Visage rayonnant, poignée de main chaleureuse. Le locataire du palais rose s’est répandu ce lundi en une longue tirade du cœur. Dans un costume d’humanitaire de circonstance, IDI a fait vibrer sa fibre pour les populations faméliques de l’Ouest Soudan, région traversée par des spasmes de violences inter- ethniques orchestrés par la milice de Deby : Le Mouvement Justice et Egalité (MJE).
Dans le secret de sa haine contre Khartoum, il instrumentalise, finance et offre des bases arrières aux rebelles soudanais impliqués dans les sanglants affrontements au Darfour.
Au salon d’honneur du palais présidentiel ce 17 novembre 2008, Deby ne s’est pourtant pas renié. Devant le miroir, il s’est confessé à lui-même : « C’est un rituel diplomatique comme tant d’autres, écraser une larme pour le drame humanitaire ne fait pas de mal. ». Etrange voix intérieure.

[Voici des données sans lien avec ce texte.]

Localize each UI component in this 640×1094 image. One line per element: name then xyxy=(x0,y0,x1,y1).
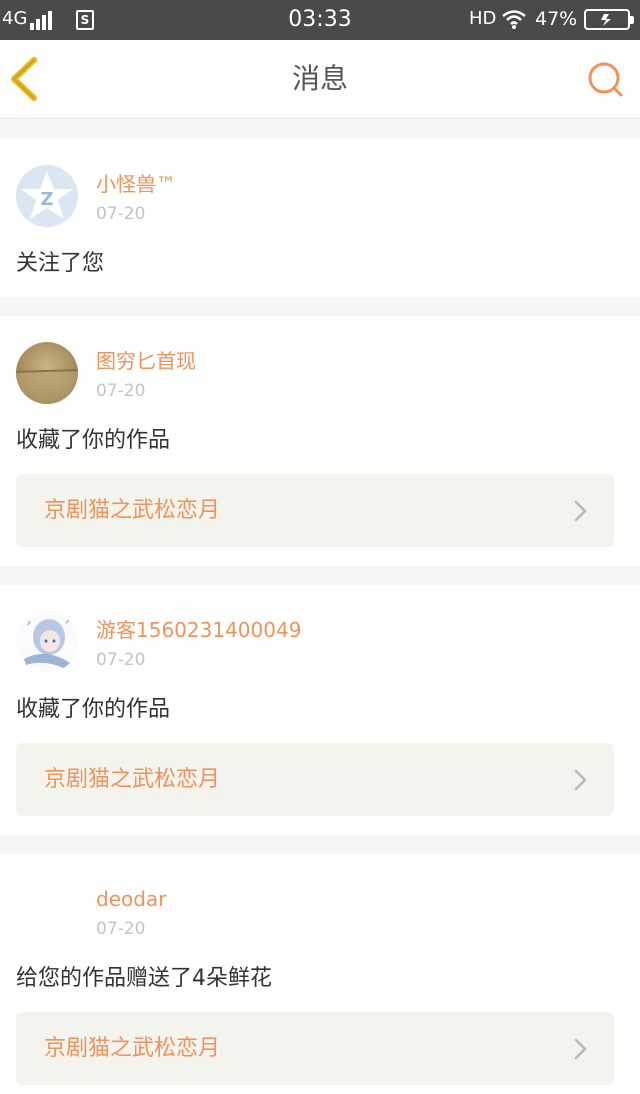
top-navigation-bar: 消息 xyxy=(0,40,640,119)
username[interactable]: deodar xyxy=(96,886,166,912)
landscape-avatar[interactable] xyxy=(16,342,78,404)
chevron-right-icon xyxy=(574,500,587,522)
battery-percent: 47% xyxy=(535,8,578,30)
hd-indicator: HD xyxy=(469,8,497,29)
status-bar: 4G S 03:33 HD 47% xyxy=(0,0,640,40)
chevron-right-icon xyxy=(574,769,587,791)
work-link[interactable]: 京剧猫之武松恋月 xyxy=(16,1012,614,1085)
message-item: deodar 07-20 给您的作品赠送了4朵鲜花 京剧猫之武松恋月 xyxy=(0,854,640,1094)
message-item: Z 小怪兽™ 07-20 关注了您 xyxy=(0,139,640,297)
page-title: 消息 xyxy=(291,62,348,95)
work-link[interactable]: 京剧猫之武松恋月 xyxy=(16,474,614,547)
work-title: 京剧猫之武松恋月 xyxy=(44,767,221,792)
chevron-right-icon xyxy=(574,1038,587,1060)
message-date: 07-20 xyxy=(96,650,146,670)
message-item: 图穷匕首现 07-20 收藏了你的作品 京剧猫之武松恋月 xyxy=(0,316,640,566)
message-action: 收藏了你的作品 xyxy=(16,697,171,722)
anime-girl-avatar[interactable] xyxy=(16,611,78,673)
wifi-icon xyxy=(502,10,526,29)
blank-avatar[interactable] xyxy=(16,880,78,942)
qq-star-icon[interactable]: Z xyxy=(16,165,78,227)
work-link[interactable]: 京剧猫之武松恋月 xyxy=(16,743,614,816)
username[interactable]: 图穷匕首现 xyxy=(96,348,196,374)
work-title: 京剧猫之武松恋月 xyxy=(44,1036,221,1061)
message-date: 07-20 xyxy=(96,919,146,939)
message-action: 关注了您 xyxy=(16,251,105,276)
message-action: 收藏了你的作品 xyxy=(16,428,171,453)
work-title: 京剧猫之武松恋月 xyxy=(44,498,221,523)
username[interactable]: 小怪兽™ xyxy=(96,171,176,197)
battery-icon xyxy=(584,9,634,30)
message-date: 07-20 xyxy=(96,204,146,224)
message-action: 给您的作品赠送了4朵鲜花 xyxy=(16,966,272,991)
svg-text:Z: Z xyxy=(40,189,53,210)
message-item: 游客1560231400049 07-20 收藏了你的作品 京剧猫之武松恋月 xyxy=(0,585,640,835)
username[interactable]: 游客1560231400049 xyxy=(96,617,301,643)
search-icon[interactable] xyxy=(584,58,626,100)
message-date: 07-20 xyxy=(96,381,146,401)
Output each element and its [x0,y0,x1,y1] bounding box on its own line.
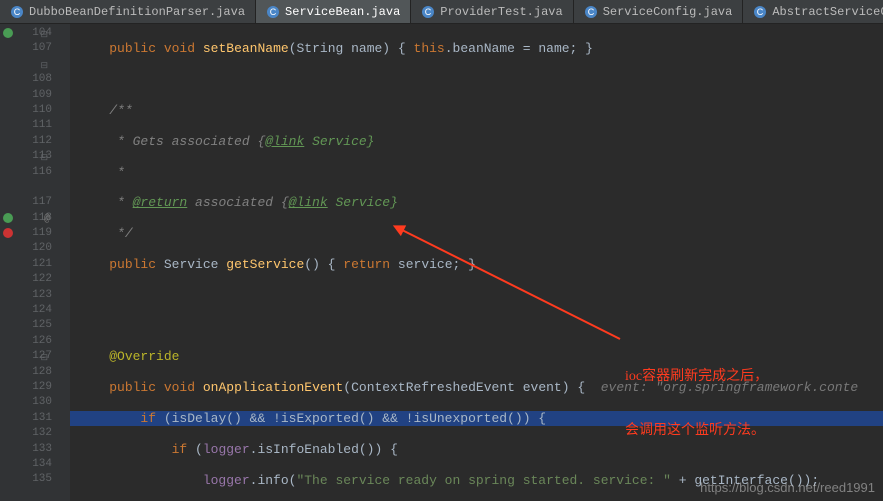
line-number: 120 [0,241,52,256]
line-number: 107 [0,41,52,56]
class-icon: C [421,5,435,19]
class-icon: C [753,5,767,19]
line-number: ⊟127 [0,349,52,364]
code-line [70,72,883,87]
line-number: ⊟ [0,57,52,72]
override-icon [3,213,13,223]
tab-servicebean[interactable]: C ServiceBean.java [256,0,411,23]
code-line: public Service getService() { return ser… [70,257,883,272]
line-number: 112 [0,134,52,149]
tab-providertest[interactable]: C ProviderTest.java [411,0,573,23]
line-number: 125 [0,318,52,333]
svg-text:C: C [14,7,21,17]
line-number [0,180,52,195]
annotation-line: 会调用这个监听方法。 [625,422,768,440]
breakpoint-icon[interactable] [3,228,13,238]
line-number: 111 [0,118,52,133]
gutter: ⊟104 107 ⊟ 108 109 110 111 112 ⊟113 116 … [0,24,70,501]
svg-text:C: C [587,7,594,17]
line-number: 109 [0,88,52,103]
line-number: 133 [0,442,52,457]
annotation-line: ioc容器刷新完成之后， [625,368,768,386]
code-area[interactable]: public void setBeanName(String name) { t… [70,24,883,501]
at-icon: @ [44,212,50,227]
watermark: https://blog.csdn.net/reed1991 [700,480,875,495]
line-number: 126 [0,334,52,349]
class-icon: C [584,5,598,19]
tab-label: DubboBeanDefinitionParser.java [29,5,245,19]
annotation-text: ioc容器刷新完成之后， 会调用这个监听方法。 [625,332,768,476]
line-number: 110 [0,103,52,118]
editor-tabs: C DubboBeanDefinitionParser.java C Servi… [0,0,883,24]
tab-label: AbstractServiceConfig. [772,5,883,19]
line-number: 128 [0,365,52,380]
line-number: @118 [0,211,52,226]
tab-abstractserviceconfig[interactable]: C AbstractServiceConfig. [743,0,883,23]
line-number: 116 [0,165,52,180]
line-number: ⊟104 [0,26,52,41]
svg-text:C: C [425,7,432,17]
tab-dubbo[interactable]: C DubboBeanDefinitionParser.java [0,0,256,23]
code-line: * Gets associated {@link Service} [70,134,883,149]
line-number: 135 [0,472,52,487]
class-icon: C [10,5,24,19]
line-number: 108 [0,72,52,87]
code-line: * [70,165,883,180]
editor-area: ⊟104 107 ⊟ 108 109 110 111 112 ⊟113 116 … [0,24,883,501]
line-number: 121 [0,257,52,272]
code-line: /** [70,103,883,118]
line-number: 119 [0,226,52,241]
line-number: 131 [0,411,52,426]
tab-label: ServiceBean.java [285,5,400,19]
line-number: 130 [0,395,52,410]
line-number: 117 [0,195,52,210]
tab-label: ProviderTest.java [440,5,562,19]
code-line: public void setBeanName(String name) { t… [70,41,883,56]
line-number: 122 [0,272,52,287]
tab-serviceconfig[interactable]: C ServiceConfig.java [574,0,744,23]
code-line: * @return associated {@link Service} [70,195,883,210]
code-line [70,288,883,303]
line-number: 124 [0,303,52,318]
line-number: ⊟113 [0,149,52,164]
line-number: 134 [0,457,52,472]
svg-text:C: C [270,7,277,17]
line-number: 129 [0,380,52,395]
tab-label: ServiceConfig.java [603,5,733,19]
class-icon: C [266,5,280,19]
code-line: */ [70,226,883,241]
line-number: 132 [0,426,52,441]
line-number: 123 [0,288,52,303]
svg-text:C: C [757,7,764,17]
override-icon [3,28,13,38]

Le médiateur de l’Union africaine et des Nations- Unies pour le Darfour, Bassolé Djibrill s’est fendu dans un réquisitoire. Peine perdue. Deby n’est plus sensible aux drames des populations réfugiées. L’émissaire mandaté par les instances onusienne et africaine a produit une copie de la situation tragique sur le terrain. Un tableau sombre qui a laissé de marbre le despote tchadien.
Dans un langage châtié et les usages diplomatiques, Bassolé Djibrill a exhorté Deby afin qu’il freine les ardeurs guerrières des miliciens du Docteur Khalil.
Hasard de calendrier ? Bassolé Djibrill a soufflé un mot à IDI sur le très sensible dossier de la reprise des relations diplomatiques avec Khartoum. Prévisions météo, IDI sait lire dans le ciel les signes de dégel et de « chaud » diplomatique. N’djamena et Khartoum ; pour le meilleur et pour le pire. Un peu comme un air de : « Je t’aime, moi non plus ».
Sourire aux lèvres, le boss de la pétro-dictature s’est montré sous ses grands jours d’homme épris de paix. Duperie d’Etat ! Au fait, où se dirigent en trompe les 200 véhicules lourdement armés par N’djamena et constitués des miliciens du MJE ?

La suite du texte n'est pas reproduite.